The Seventh Circuit Court of Appeals reviewed personal discretion as to one's hair length in Holsapple v. Woods, 500 F.2d 49 (7th Cir. 1974), cert. denied 419 U.S. 901. The plaintiff was a high school student who was suspended for allegedly violating the school's grooming code. He filed a complaint against the superintendent and school board and requested that the grooming policy be declared unconstitutional. The Seventh Circuit Court of Appeals affirmed the lower court and stated:
[A] government regulation is sufficiently justified if it is within the constitutional power of the Government; if it furthers an important or substantial governmental interest; if the governmental interest is unrelated to the suppression of free expression; and if the incidental restriction on alleged First Amendment freedoms is no greater than is essential to the furtherance of that interest.
Id. at 52 ( quoting United States v. O'Brien, 391 U.S. 367, 377 (1968), rehearing denied 393 U.S. 900).

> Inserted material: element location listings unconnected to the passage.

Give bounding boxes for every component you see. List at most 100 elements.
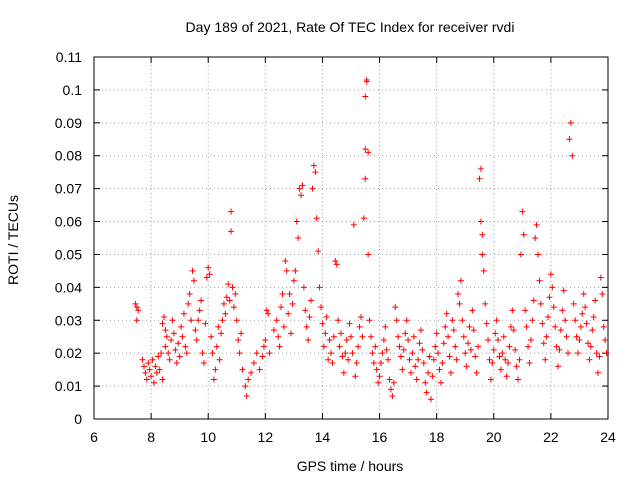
data-point xyxy=(193,337,200,344)
data-point xyxy=(242,383,249,390)
data-point xyxy=(243,392,250,399)
data-point xyxy=(480,267,487,274)
data-point xyxy=(335,317,342,324)
data-point xyxy=(465,340,472,347)
data-point xyxy=(537,300,544,307)
data-point xyxy=(569,152,576,159)
data-point xyxy=(556,346,563,353)
data-point xyxy=(393,317,400,324)
data-point xyxy=(322,330,329,337)
data-point xyxy=(500,333,507,340)
data-point xyxy=(407,369,414,376)
data-point xyxy=(172,346,179,353)
x-tick-label: 8 xyxy=(147,429,155,445)
y-tick-label: 0 xyxy=(74,411,82,427)
data-point xyxy=(457,277,464,284)
y-tick-label: 0.01 xyxy=(55,378,82,394)
data-point xyxy=(450,327,457,334)
data-point xyxy=(382,323,389,330)
data-point xyxy=(459,317,466,324)
data-point xyxy=(223,294,230,301)
data-point xyxy=(543,333,550,340)
data-point xyxy=(446,353,453,360)
x-tick-label: 20 xyxy=(486,429,502,445)
data-point xyxy=(135,307,142,314)
data-point xyxy=(495,337,502,344)
plot-frame xyxy=(93,56,609,420)
data-point xyxy=(203,274,210,281)
data-point xyxy=(522,307,529,314)
data-point xyxy=(186,290,193,297)
data-point xyxy=(210,376,217,383)
data-point xyxy=(215,323,222,330)
data-point xyxy=(290,277,297,284)
x-tick-label: 10 xyxy=(200,429,216,445)
data-point xyxy=(477,218,484,225)
data-point xyxy=(490,346,497,353)
data-point xyxy=(539,320,546,327)
data-point xyxy=(512,346,519,353)
data-point xyxy=(166,356,173,363)
data-point xyxy=(403,317,410,324)
y-axis-label: ROTI / TECUs xyxy=(5,195,21,285)
data-point xyxy=(338,330,345,337)
data-point xyxy=(306,313,313,320)
data-point xyxy=(425,369,432,376)
data-point xyxy=(390,379,397,386)
data-point xyxy=(132,300,139,307)
data-point xyxy=(228,228,235,235)
data-point xyxy=(603,350,610,357)
data-point xyxy=(310,162,317,169)
data-point xyxy=(226,297,233,304)
data-point xyxy=(145,360,152,367)
data-point xyxy=(412,363,419,370)
data-point xyxy=(590,313,597,320)
data-point xyxy=(429,373,436,380)
data-point xyxy=(422,379,429,386)
data-point xyxy=(479,251,486,258)
data-point xyxy=(572,317,579,324)
data-point xyxy=(202,320,209,327)
data-point xyxy=(589,327,596,334)
data-point xyxy=(195,317,202,324)
data-point xyxy=(316,284,323,291)
data-point xyxy=(189,267,196,274)
data-point xyxy=(180,310,187,317)
data-point xyxy=(496,353,503,360)
data-point xyxy=(288,330,295,337)
data-point xyxy=(212,366,219,373)
data-point xyxy=(445,333,452,340)
data-point xyxy=(483,320,490,327)
y-tick-label: 0.06 xyxy=(55,214,82,230)
data-point xyxy=(559,307,566,314)
data-point xyxy=(155,353,162,360)
x-tick-label: 22 xyxy=(543,429,559,445)
data-point xyxy=(163,333,170,340)
data-point xyxy=(366,317,373,324)
data-point xyxy=(350,221,357,228)
data-point xyxy=(497,366,504,373)
data-point xyxy=(336,343,343,350)
data-point xyxy=(273,317,280,324)
data-point xyxy=(239,366,246,373)
data-point xyxy=(547,271,554,278)
data-point xyxy=(192,327,199,334)
data-point xyxy=(487,376,494,383)
data-point xyxy=(150,379,157,386)
data-points xyxy=(132,77,610,403)
data-point xyxy=(472,353,479,360)
y-tick-label: 0.08 xyxy=(55,148,82,164)
y-tick-label: 0.1 xyxy=(63,82,83,98)
y-tick-label: 0.02 xyxy=(55,345,82,361)
x-tick-label: 24 xyxy=(600,429,616,445)
data-point xyxy=(447,369,454,376)
data-point xyxy=(476,175,483,182)
data-point xyxy=(529,317,536,324)
data-point xyxy=(552,323,559,330)
data-point xyxy=(168,337,175,344)
data-point xyxy=(419,346,426,353)
data-point xyxy=(592,297,599,304)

Pence v. Rosenquist, 573 F.2d 395 (7th Cir. 1978), involved a part-time school bus driver who wore a concededly well-trimmed mustache contrary to an Illinois Office of Education rule requiring a "neat and clean appearance." Id. at 397. The driver claimed a violation of his liberty interest as guaranteed by the first and fourteenth amendments. The court held there was no rational relationship to a proper school purpose. It reasoned that "[t]here is not even a suggestion that plaintiffs mustache negatively affected his driving skills, or relationship with his passengers, nor that it tended to generate any kind of problem which endangered their health or safety." Id. at 398.
In Breen v. Kahl, 419 F.2d 1034, 1036 (7th Cir. 1969), cert. denied U.S. 937, the Seventh Circuit Court of Appeals discussed student hair length and personal appearance. The opinion stated that "[t]he right to wear one's hair at any length or in any desired manner is an ingredient of personal freedom protected by the United States Constitution." Id. (citing Griffin v. Tatum, 300 F. Supp. 60 (M.D. Ala. 1969); Zachary v. Brown, 299 F. Supp. 1360 (N.D. Ala. 1969); Richards v. Thurston, 304 F. Supp. 449 (N.D. Mass. 1969)).
The form of regulation chosen must bear a reasonable or rational relationship to the public good being pursued by the government and must not unreasonably restrict the particular rights being curtailed. Boden v. Milwaukee, 8 Wis.2d 318, 325, 99 N.W.2d 156 (1959). The asserted governmental interest in creating the Kenosha ordinance is to further the "cleaning up of the image of the city." While the city of Kenosha is to be commended for its desire to improve the image, if needed, of the areas and people within its governmental and geographic limits, the code was adopted only on the basis of the subjective complaints of members of the police department and its officials. There were no studies conducted which showed the cab drivers were responsible for any tarnished image of the city. No data were presented indicating that visitors to the city felt they would enjoy their time in Kenosha more if the cab drivers wore uniforms or were differently dressed. Without extrinsic evidence showing a negative effect of the cab drivers' appearance on the visitors' opinions of the quality of life in Kenosha, the code lacks substantial justification for regulating driver appearance.
This court stated in Milwaukee Brewers v. DHSS, 130 Wis.2d 79, 98, 387 N.W.2d 254 (1986), that as to the presumption of constitutionality, we would assume facts to exist favoring the constitutional presumption until shown otherwise. Despite the application of this presumption to the present case, we conclude that the challengers have shown beyond a reasonable doubt that there lacks a rational basis for the ordinance in accomplishing its stated purpose.
By the Court. — The judgment of the Kenosha county circuit court is reversed.